Une apport insuffisant de ces nutriments peut accroître la susceptibilité à la sécheresse oculaire. Dans certains cas, d'autres facteurs, comme une dysfonction hépatique, peuvent conduire à une carence en vitamine A et donc à des yeux secs. Une alimentation variée, riche en fruits et légumes, et une hydratation suffisante — principalement en eau — peuvent aider à prévenir les carences vitaminiques et les problèmes oculaires associés.
La prise de différents médicaments peut provoquer une sécheresse oculaire. De nombreux médicaments courants influencent la production de larmes et la couche externe de l'œil. Par exemple, les bêtabloquants, utilisés pour réguler la tension artérielle et la fréquence cardiaque, peuvent aussi altérer la fonction des glandes lacrymales, entraînant une humidification insuffisante des yeux.
Les œstrogènes, présents dans la pilule contraceptive ou dans la thérapie hormonale de substitution, peuvent également inhiber la sécrétion lacrymale et provoquer une sensation de sécheresse. Les antihistaminiques, utilisés pour traiter les allergies, agissent de façon similaire en bloquant la fonction des glandes lacrymales. Les diurétiques, qui ont un effet d'élimination des liquides, peuvent aussi conduire à une sécheresse oculaire en cas d'usage prolongé.
Les psychotropes et les antidépresseurs, prescrits pour des troubles psychiques, influencent la production de larmes et peuvent entraîner une sécheresse oculaire. De nombreux psychotropes contiennent des anticholinergiques qui réduisent la sécrétion et provoquent des symptômes comme la sécheresse de la bouche et des yeux. D'autres médicaments tels que certains antibiotiques, analgésiques ou antihypertenseurs peuvent également causer des troubles oculaires. Dans de rares cas, certains antibiotiques sont associés à des troubles visuels comme une sensibilité à la lumière ou des brûlures oculaires, et les anti-inflammatoires non stéroïdiens (AINS) peuvent affecter la vision.
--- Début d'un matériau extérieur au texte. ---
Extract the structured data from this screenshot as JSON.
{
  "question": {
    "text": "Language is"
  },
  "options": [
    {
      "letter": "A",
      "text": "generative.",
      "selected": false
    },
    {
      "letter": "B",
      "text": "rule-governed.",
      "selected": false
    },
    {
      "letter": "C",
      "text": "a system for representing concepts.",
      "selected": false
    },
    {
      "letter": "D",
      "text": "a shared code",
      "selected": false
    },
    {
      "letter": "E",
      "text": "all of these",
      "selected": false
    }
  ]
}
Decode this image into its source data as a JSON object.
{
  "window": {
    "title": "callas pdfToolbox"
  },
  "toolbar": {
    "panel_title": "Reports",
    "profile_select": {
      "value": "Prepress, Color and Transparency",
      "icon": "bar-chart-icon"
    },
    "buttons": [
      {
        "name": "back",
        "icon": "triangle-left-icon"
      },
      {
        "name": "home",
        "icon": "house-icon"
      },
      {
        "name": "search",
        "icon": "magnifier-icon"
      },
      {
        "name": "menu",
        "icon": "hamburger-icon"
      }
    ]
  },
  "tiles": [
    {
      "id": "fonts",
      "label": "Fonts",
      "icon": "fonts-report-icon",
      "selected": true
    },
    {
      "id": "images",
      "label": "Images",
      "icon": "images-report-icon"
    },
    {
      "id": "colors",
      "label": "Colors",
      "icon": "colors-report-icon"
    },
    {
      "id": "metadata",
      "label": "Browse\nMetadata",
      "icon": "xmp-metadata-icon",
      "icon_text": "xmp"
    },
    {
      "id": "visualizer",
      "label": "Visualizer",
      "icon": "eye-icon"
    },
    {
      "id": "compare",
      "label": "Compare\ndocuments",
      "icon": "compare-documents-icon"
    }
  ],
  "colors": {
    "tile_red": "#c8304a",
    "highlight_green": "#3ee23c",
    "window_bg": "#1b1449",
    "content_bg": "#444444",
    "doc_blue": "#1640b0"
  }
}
Les personnes souffrant de ces effets secondaires peuvent généralement être prises en charge. Si nécessaire, le médecin peut proposer des alternatives aux médicaments en cause ou recommander des mesures de soulagement comme les larmes artificielles. Il est important de détecter rapidement les effets indésirables et d'en discuter avec le professionnel de santé traitant.